Bernalar atau berpikir kritis adalah salah satu nilai karakter yang hendak diwujudkan di dalam Profil Pelajar Pancasila berdasarkan Kurikulum Merdeka. Pendidikan karakter bernalar kritis perlu diupayakan di dalam pembelajaran sejak jenjang sekolah dasar agar siswa dapat mengembangkan kemampuan berpikir tingkat tinggi. Kami sedang melakukan penelitian untuk menemukan model pendidikan karakter bernalar kritis di sekolah dasar berbasis literasi membaca. Tahap yang telah dilakukan adalah uji coba di tiga sekolah dasar di Sleman, Yogyakarta. Tahap selanjutnya yang akan dilakukan adalah analisis data dan penyimpulan. Semoga hasilnya nanti bermanfaat untuk meningkatkan kualitas pendidikan dasar di Indonesia.
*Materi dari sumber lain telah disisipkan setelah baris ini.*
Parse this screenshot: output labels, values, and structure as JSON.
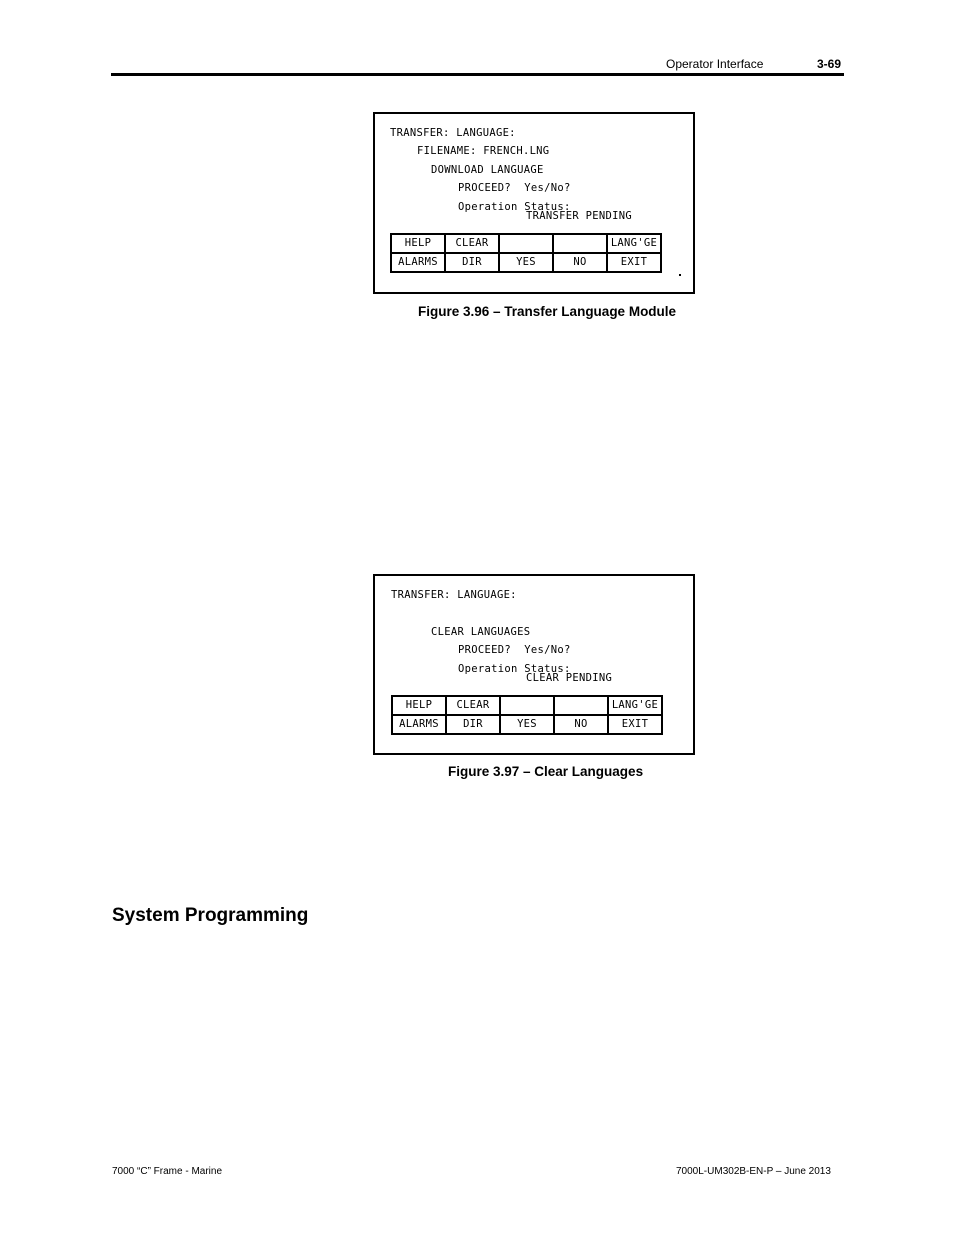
{
  "header": {
    "title": "Operator Interface",
    "page_number": "3-69"
  },
  "figure_96": {
    "lines": {
      "l1": "TRANSFER: LANGUAGE:",
      "l2": "FILENAME: FRENCH.LNG",
      "l3": "DOWNLOAD LANGUAGE",
      "l4": "PROCEED?  Yes/No?",
      "l5": "Operation Status:",
      "l6": "TRANSFER PENDING"
    },
    "keys_row1": [
      "HELP",
      "CLEAR",
      "",
      "",
      "LANG'GE"
    ],
    "keys_row2": [
      "ALARMS",
      "DIR",
      "YES",
      "NO",
      "EXIT"
    ],
    "caption": "Figure 3.96 – Transfer Language Module"
  },
  "figure_97": {
    "lines": {
      "l1": "TRANSFER: LANGUAGE:",
      "l3": "CLEAR LANGUAGES",
      "l4": "PROCEED?  Yes/No?",
      "l5": "Operation Status:",
      "l6": "CLEAR PENDING"
    },
    "keys_row1": [
      "HELP",
      "CLEAR",
      "",
      "",
      "LANG'GE"
    ],
    "keys_row2": [
      "ALARMS",
      "DIR",
      "YES",
      "NO",
      "EXIT"
    ],
    "caption": "Figure 3.97 – Clear Languages"
  },
  "section_heading": "System Programming",
  "footer": {
    "left": "7000 “C” Frame - Marine",
    "right": "7000L-UM302B-EN-P – June 2013"
  }
}
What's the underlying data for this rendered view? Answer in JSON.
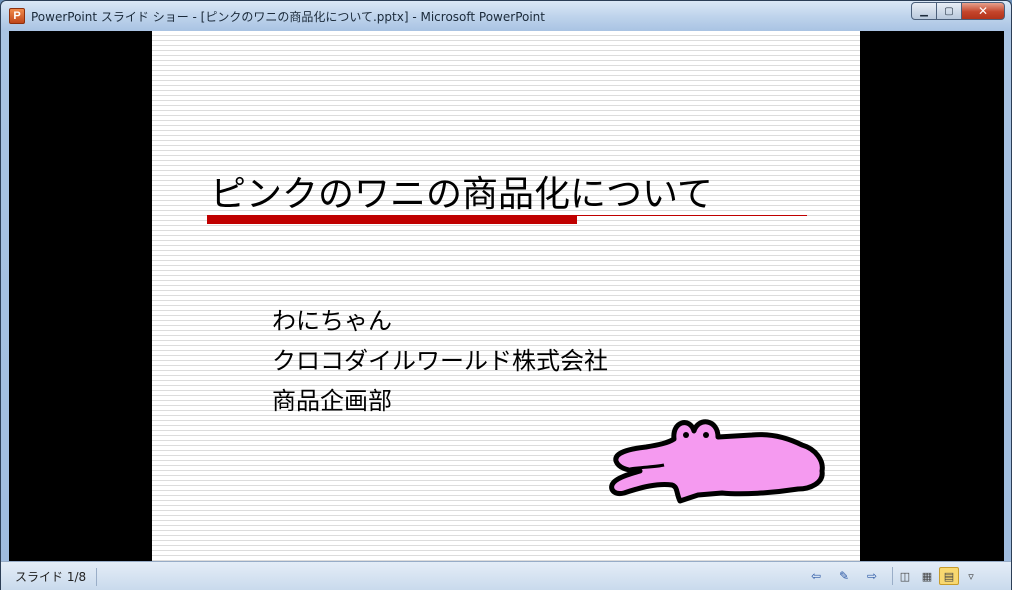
{
  "window": {
    "title": "PowerPoint スライド ショー - [ピンクのワニの商品化について.pptx] - Microsoft PowerPoint",
    "app_icon_letter": "P",
    "controls": {
      "minimize": "▁",
      "maximize": "▢",
      "close": "✕"
    }
  },
  "slide": {
    "title": "ピンクのワニの商品化について",
    "lines": [
      "わにちゃん",
      "クロコダイルワールド株式会社",
      "商品企画部"
    ],
    "accent_color": "#c00000",
    "image_icon": "pink-crocodile-icon"
  },
  "statusbar": {
    "slide_counter": "スライド 1/8",
    "nav": {
      "prev": "⇦",
      "edit": "✎",
      "next": "⇨"
    },
    "views": {
      "normal": "◫",
      "sorter": "▦",
      "reading": "▤",
      "slideshow": "▿"
    }
  },
  "colors": {
    "croc_fill": "#f59af0",
    "croc_outline": "#000000"
  }
}
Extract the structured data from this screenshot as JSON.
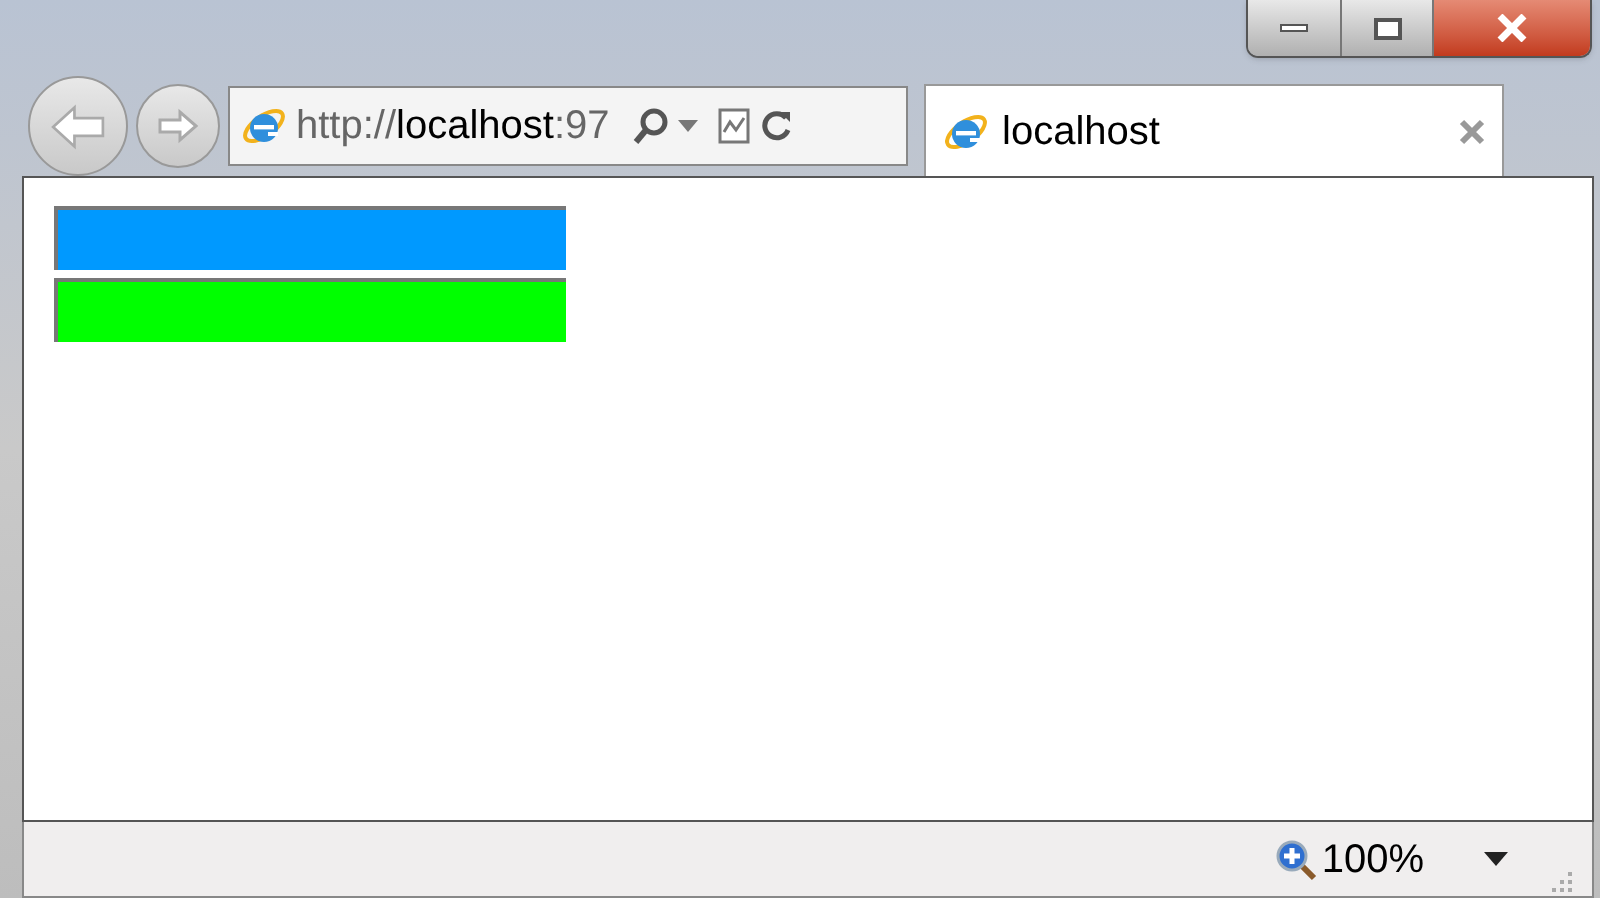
{
  "address": {
    "scheme": "http://",
    "host": "localhost",
    "port": ":97"
  },
  "tab": {
    "title": "localhost",
    "selected": true
  },
  "blocks": [
    {
      "color": "#0099ff"
    },
    {
      "color": "#00ff00"
    }
  ],
  "status_bar": {
    "zoom": "100%"
  }
}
6 responses to “PENDIDIKAN KARAKTER BERNALAR KRITIS BERBASIS LITERASI”
Selamat melanjutkan penelitian, semoga sukses.
Amin. Terima kasih Ustad Abu.
wow, kalau membaca artikel ini, nuansa akademiknya sangat terasa, matur nuwun bunda doktor
Bacaan yang bernas ini Bu. Terima kasih Bu Rukiyati.
Terima kasih, Bu.
Alhamdulillah. Terima kasih, Bu.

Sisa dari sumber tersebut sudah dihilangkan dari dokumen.